Ante la pregunta de que en qué momento de verdad pensó que viajar a Afganistán era buena idea, explica que sabía que los talibanes comenzaban a ganar terreno, pero creía que pasarían meses antes de que pudieran llegar a Kabul. El plan inicial era pasar solo unos días. Había comprado un billete para Albania el 19 de agosto. Pero nada ha salido como esperaba. La comida comienza a escasear. Y también el agua. En todo el domingo tan solo pudo comer un plátano.
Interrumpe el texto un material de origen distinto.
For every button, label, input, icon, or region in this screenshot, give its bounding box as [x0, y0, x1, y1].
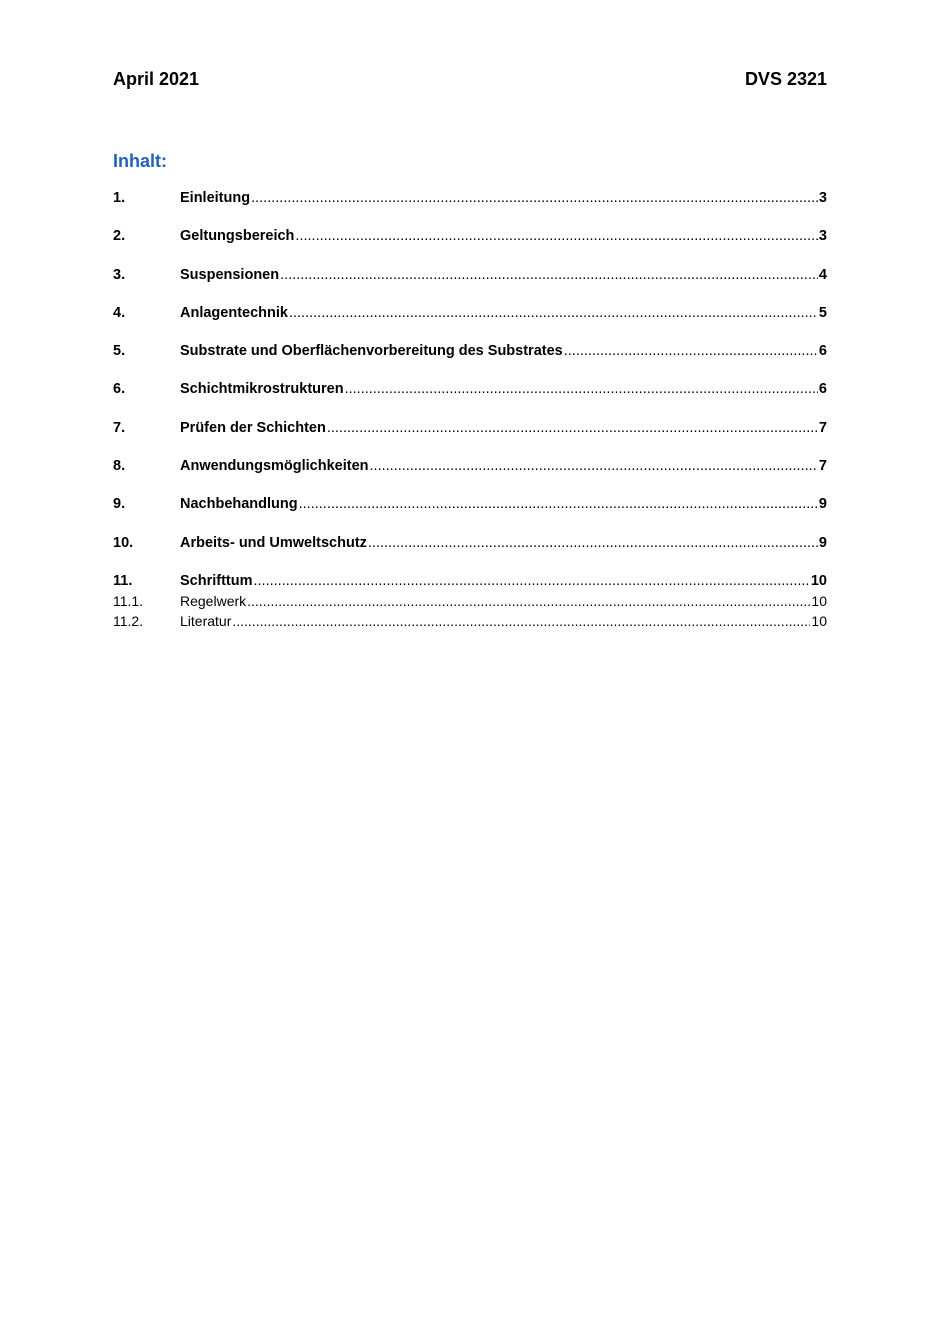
toc-entry[interactable]	[113, 534, 827, 572]
toc-entry-label: Schichtmikrostrukturen	[180, 381, 344, 398]
toc-entry-number: 1.	[113, 190, 126, 206]
toc-entry-page: 3	[818, 190, 827, 206]
toc-entry[interactable]	[113, 380, 827, 418]
toc-entry-number: 11.2.	[113, 612, 144, 629]
toc-entry-number: 6.	[113, 381, 126, 398]
toc-entry-number: 3.	[113, 266, 126, 283]
header-date: April 2021	[113, 69, 200, 89]
toc-entry-label: Suspensionen	[180, 266, 280, 283]
toc-title: Inhalt:	[113, 151, 167, 171]
table-of-contents	[113, 189, 827, 631]
toc-subentry[interactable]	[113, 612, 827, 632]
toc-entry-label: Literatur	[180, 612, 232, 629]
leader-dots	[370, 457, 818, 475]
toc-entry[interactable]	[113, 495, 827, 533]
toc-entry-label: Prüfen der Schichten	[180, 419, 326, 436]
toc-entry-page: 10	[811, 593, 827, 610]
toc-entry[interactable]	[113, 304, 827, 342]
toc-entry-page: 5	[818, 304, 827, 321]
toc-entry[interactable]	[113, 572, 827, 593]
leader-dots	[327, 419, 818, 437]
toc-entry-number: 2.	[113, 228, 126, 245]
leader-dots	[289, 304, 818, 322]
toc-entry[interactable]	[113, 419, 827, 457]
toc-entry[interactable]	[113, 189, 827, 227]
toc-entry[interactable]	[113, 266, 827, 304]
page-header	[113, 68, 827, 90]
toc-entry-number: 4.	[113, 304, 126, 321]
toc-entry-page: 10	[810, 572, 827, 589]
toc-entry-number: 10.	[113, 534, 134, 551]
toc-entry-page: 3	[818, 228, 827, 245]
toc-entry-page: 6	[818, 343, 827, 360]
leader-dots	[564, 342, 818, 360]
toc-entry-label: Schrifttum	[180, 572, 253, 589]
toc-entry[interactable]	[113, 342, 827, 380]
toc-entry-page: 6	[818, 381, 827, 398]
toc-entry-page: 9	[818, 496, 827, 513]
leader-dots	[299, 495, 818, 513]
toc-entry-label: Nachbehandlung	[180, 496, 298, 513]
toc-entry-label: Substrate und Oberflächenvorbereitung des Substrates	[180, 343, 563, 360]
header-doc-id: DVS 2321	[744, 69, 827, 89]
leader-dots	[295, 227, 818, 245]
leader-dots	[368, 534, 818, 552]
leader-dots	[345, 380, 818, 398]
toc-entry-label: Geltungsbereich	[180, 228, 295, 245]
leader-dots	[247, 592, 810, 610]
toc-entry-number: 5.	[113, 343, 126, 360]
toc-entry-number: 8.	[113, 458, 126, 475]
leader-dots	[232, 612, 810, 630]
toc-entry-number: 11.1.	[113, 593, 144, 610]
toc-entry-page: 7	[818, 419, 827, 436]
toc-entry-label: Anlagentechnik	[180, 304, 288, 321]
toc-entry-label: Anwendungsmöglichkeiten	[180, 458, 369, 475]
toc-entry-label: Arbeits- und Umweltschutz	[180, 534, 367, 551]
toc-entry-page: 9	[818, 534, 827, 551]
toc-subentry[interactable]	[113, 592, 827, 612]
leader-dots	[254, 572, 810, 590]
leader-dots	[280, 266, 818, 284]
toc-entry-number: 9.	[113, 496, 126, 513]
toc-entry-label: Regelwerk	[180, 593, 247, 610]
toc-entry-page: 4	[818, 266, 827, 283]
toc-entry-page: 10	[811, 612, 827, 629]
toc-entry[interactable]	[113, 457, 827, 495]
toc-entry[interactable]	[113, 227, 827, 265]
leader-dots	[251, 189, 818, 207]
toc-entry-number: 7.	[113, 419, 126, 436]
toc-entry-number: 11.	[113, 572, 133, 589]
toc-entry-page: 7	[818, 458, 827, 475]
toc-entry-label: Einleitung	[180, 190, 251, 206]
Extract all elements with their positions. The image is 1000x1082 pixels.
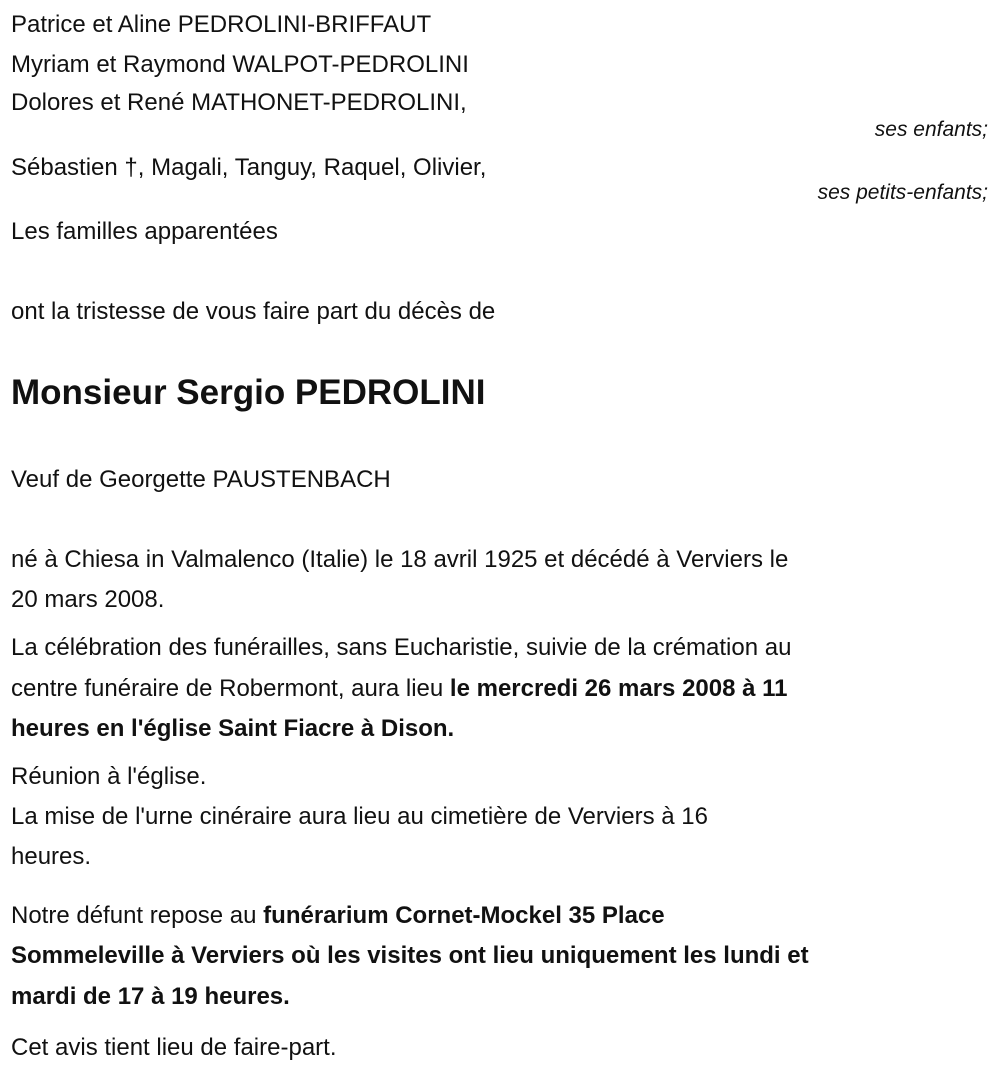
- ceremony-line-3: heures en l'église Saint Fiacre à Dison.: [11, 715, 455, 742]
- ceremony-line-2: [11, 669, 788, 709]
- closing: Cet avis tient lieu de faire-part.: [11, 1034, 337, 1061]
- repose-place: funérarium Cornet-Mockel 35 Place: [263, 902, 665, 929]
- repose-text: Notre défunt repose au: [11, 902, 264, 929]
- child-line-2: Myriam et Raymond WALPOT-PEDROLINI: [11, 51, 469, 78]
- repose-line-2: Sommeleville à Verviers où les visites ont lieu uniquement les lundi et: [11, 942, 809, 969]
- grandchildren-label: ses petits-enfants;: [817, 181, 988, 204]
- grandchildren: Sébastien †, Magali, Tanguy, Raquel, Olivier,: [11, 154, 487, 181]
- child-line-3: Dolores et René MATHONET-PEDROLINI,: [11, 89, 467, 116]
- meeting: Réunion à l'église.: [11, 763, 207, 790]
- repose-line-1: [11, 896, 665, 936]
- repose-line-3: mardi de 17 à 19 heures.: [11, 983, 290, 1010]
- families: Les familles apparentées: [11, 218, 278, 245]
- ceremony-date: le mercredi 26 mars 2008 à 11: [449, 675, 788, 702]
- announcement: ont la tristesse de vous faire part du décès de: [11, 298, 496, 325]
- ceremony-text: centre funéraire de Robermont, aura lieu: [11, 675, 450, 702]
- deceased-name: Monsieur Sergio PEDROLINI: [11, 373, 486, 412]
- urn-line-2: heures.: [11, 843, 92, 870]
- urn-line-1: La mise de l'urne cinéraire aura lieu au cimetière de Verviers à 16: [11, 803, 708, 830]
- widower-of: Veuf de Georgette PAUSTENBACH: [11, 466, 391, 493]
- birth-death-line-2: 20 mars 2008.: [11, 586, 165, 613]
- child-line-1: Patrice et Aline PEDROLINI-BRIFFAUT: [11, 11, 432, 38]
- ceremony-line-1: La célébration des funérailles, sans Eucharistie, suivie de la crémation au: [11, 634, 792, 661]
- birth-death-line-1: né à Chiesa in Valmalenco (Italie) le 18 avril 1925 et décédé à Verviers le: [11, 546, 789, 573]
- children-label: ses enfants;: [874, 118, 988, 141]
“De verdad que cuando aterricé el pasado viernes todo era absolutamente normal”, relata. “Pude hacer mis excursiones. Pero la gente empezó a decirme por redes que los talibanes avanzaban ya muy rápido. El domingo intenté ir al aeropuerto. El tráfico era imposible así que me puse a caminar y me compré un burka para hacerme pasar por una mujer y no levantar sospechas como occidental. Pero después de hora y media andando el calor era sofocante y me lo tuve que quitar”, explica. Cuando los talibanes le pararon y le preguntaron de dónde era, respondió Gales. “Pensé que no sabrían dónde estaba y que era mejor decir eso que británico”, asegura. Le dejaron pasar, pero fue imposible encontrar cualquier vuelo que saliera del país.

Foto: Imágenes del caos tras la toma de Kabul por parte de los talibanes.

Routledge ha intentado ponerse en contacto con la Embajada británica, pero asegura que nadie ha respondido sus llamadas. “Fui hasta allí, pero ya no había nadie en el edificio y nadie responde en el teléfono para emergencias que había en la puerta. No hay nadie. Aunque no les culpo. Lo entiendo”, asegura. Se ha puesto en contacto con el consulado británico. “Estoy en una lista de espera para salir del país, pero dicen que puede llevar hasta dos semanas. ¿Qué voy a hacer en dos semanas?”.

La conexión telefónica vuele a cortarse. Le escribo un mensaje para saber si está bien. Le pregunto si hay un mensaje en particular con el que quiere que termine la entrevista. “Sí”, responde. “Siempre se trató de ayudar a la gente y comprender su mundo. Si algo tiene que salir de esto, quiero que la gente done a organizaciones benéficas para ayudar a los afganos. Todo el mundo me está prestando atención a mí. Pero es la gente normal y corriente de Afganistán la que está en problemas. Yo vine aquí sabiendo los riesgos y no me he quejado. Pero ellos están atrapados aquí de por vida”, concluye.